Juan had been telling me how ingenious Carmen is with book design and bindery, and he was right. One of her pulp painting books evokes the coastline and crashing surf of Asturias where she is from; another conjures up forests. Anyone who has ever attempted pulp painting knows how much labour, skill and serendipity go into this process. She generously gave me a copy of a catalogue of her pastels published by the Caja de Asurias in 1997. Sparse, gorgeous work.
Semblanza de Gijón was one of Juan’s first commissions as a professional papermaker. It’s a boxed edition of 75 books printed with letterpress and etchings by Pelayo Ortega on his hand made paper. Traditional Spanish binding allows the reader to fully open the book without it cracking or breaking.
Juan showed me what he described as his “only book”: a leather-bound journal of stitched, hand made paper. Each page documents a fibre he has made into paper, with its characteristics, time boiling in lye, time in the Hollander beater, etc.
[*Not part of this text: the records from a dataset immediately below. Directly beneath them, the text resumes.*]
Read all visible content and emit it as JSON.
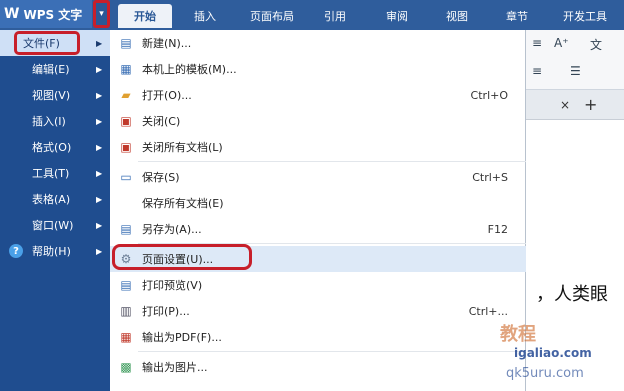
{
  "app": {
    "logo": "W",
    "title": "WPS 文字",
    "menu_button_icon": "▾"
  },
  "ribbon_tabs": [
    {
      "label": "开始",
      "active": true
    },
    {
      "label": "插入"
    },
    {
      "label": "页面布局"
    },
    {
      "label": "引用"
    },
    {
      "label": "审阅"
    },
    {
      "label": "视图"
    },
    {
      "label": "章节"
    },
    {
      "label": "开发工具"
    }
  ],
  "ribbon_controls": {
    "font_grow": "A⁺",
    "pinyin": "文",
    "align": "≡",
    "line_spacing": "☰"
  },
  "doc_tab": {
    "close": "×",
    "add": "+"
  },
  "document": {
    "visible_text": "，人类眼"
  },
  "left_menu": {
    "items": [
      {
        "label": "文件(F)",
        "selected": true
      },
      {
        "label": "编辑(E)"
      },
      {
        "label": "视图(V)"
      },
      {
        "label": "插入(I)"
      },
      {
        "label": "格式(O)"
      },
      {
        "label": "工具(T)"
      },
      {
        "label": "表格(A)"
      },
      {
        "label": "窗口(W)"
      },
      {
        "label": "帮助(H)",
        "icon": "help-icon",
        "icon_glyph": "?"
      }
    ],
    "arrow": "▶"
  },
  "file_menu": {
    "items": [
      {
        "label": "新建(N)...",
        "shortcut": "",
        "icon": "new-doc-icon",
        "glyph": "▤"
      },
      {
        "label": "本机上的模板(M)...",
        "shortcut": "",
        "icon": "template-icon",
        "glyph": "▦"
      },
      {
        "label": "打开(O)...",
        "shortcut": "Ctrl+O",
        "icon": "open-folder-icon",
        "glyph": "▰"
      },
      {
        "label": "关闭(C)",
        "shortcut": "",
        "icon": "close-doc-icon",
        "glyph": "▣"
      },
      {
        "label": "关闭所有文档(L)",
        "shortcut": "",
        "icon": "close-all-icon",
        "glyph": "▣"
      },
      {
        "label": "保存(S)",
        "shortcut": "Ctrl+S",
        "icon": "save-icon",
        "glyph": "▭"
      },
      {
        "label": "保存所有文档(E)",
        "shortcut": "",
        "icon": "",
        "glyph": ""
      },
      {
        "label": "另存为(A)...",
        "shortcut": "F12",
        "icon": "save-as-icon",
        "glyph": "▤"
      },
      {
        "label": "页面设置(U)...",
        "shortcut": "",
        "icon": "page-setup-icon",
        "glyph": "⚙",
        "hover": true
      },
      {
        "label": "打印预览(V)",
        "shortcut": "",
        "icon": "print-preview-icon",
        "glyph": "▤"
      },
      {
        "label": "打印(P)...",
        "shortcut": "Ctrl+...",
        "icon": "print-icon",
        "glyph": "▥"
      },
      {
        "label": "输出为PDF(F)...",
        "shortcut": "",
        "icon": "pdf-icon",
        "glyph": "▦"
      },
      {
        "label": "输出为图片...",
        "shortcut": "",
        "icon": "image-export-icon",
        "glyph": "▩"
      }
    ]
  },
  "watermark": {
    "top": "教程",
    "main": "igaliao.com",
    "bottom": "qk5uru.com"
  },
  "colors": {
    "titlebar": "#2f5d9c",
    "left_menu": "#1f4d8f",
    "highlight_red": "#c71f2a",
    "hover": "#dde9f7"
  }
}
Each has a small sample of the paper attached. Truly a one-of-a-kind document in the world – a live, ongoing and dimensional parallel to Lillian Bell’s classic “Plant Fibers for Papermaking”. A life’s work in progress.
All these are precious objects that would win the top prizes at international book fairs. Carmen and Juan, though incredibly modest, are masters of their arts and crafts, among a handful of such people in the world, and I’ve been extremely fortunate to spend time with them.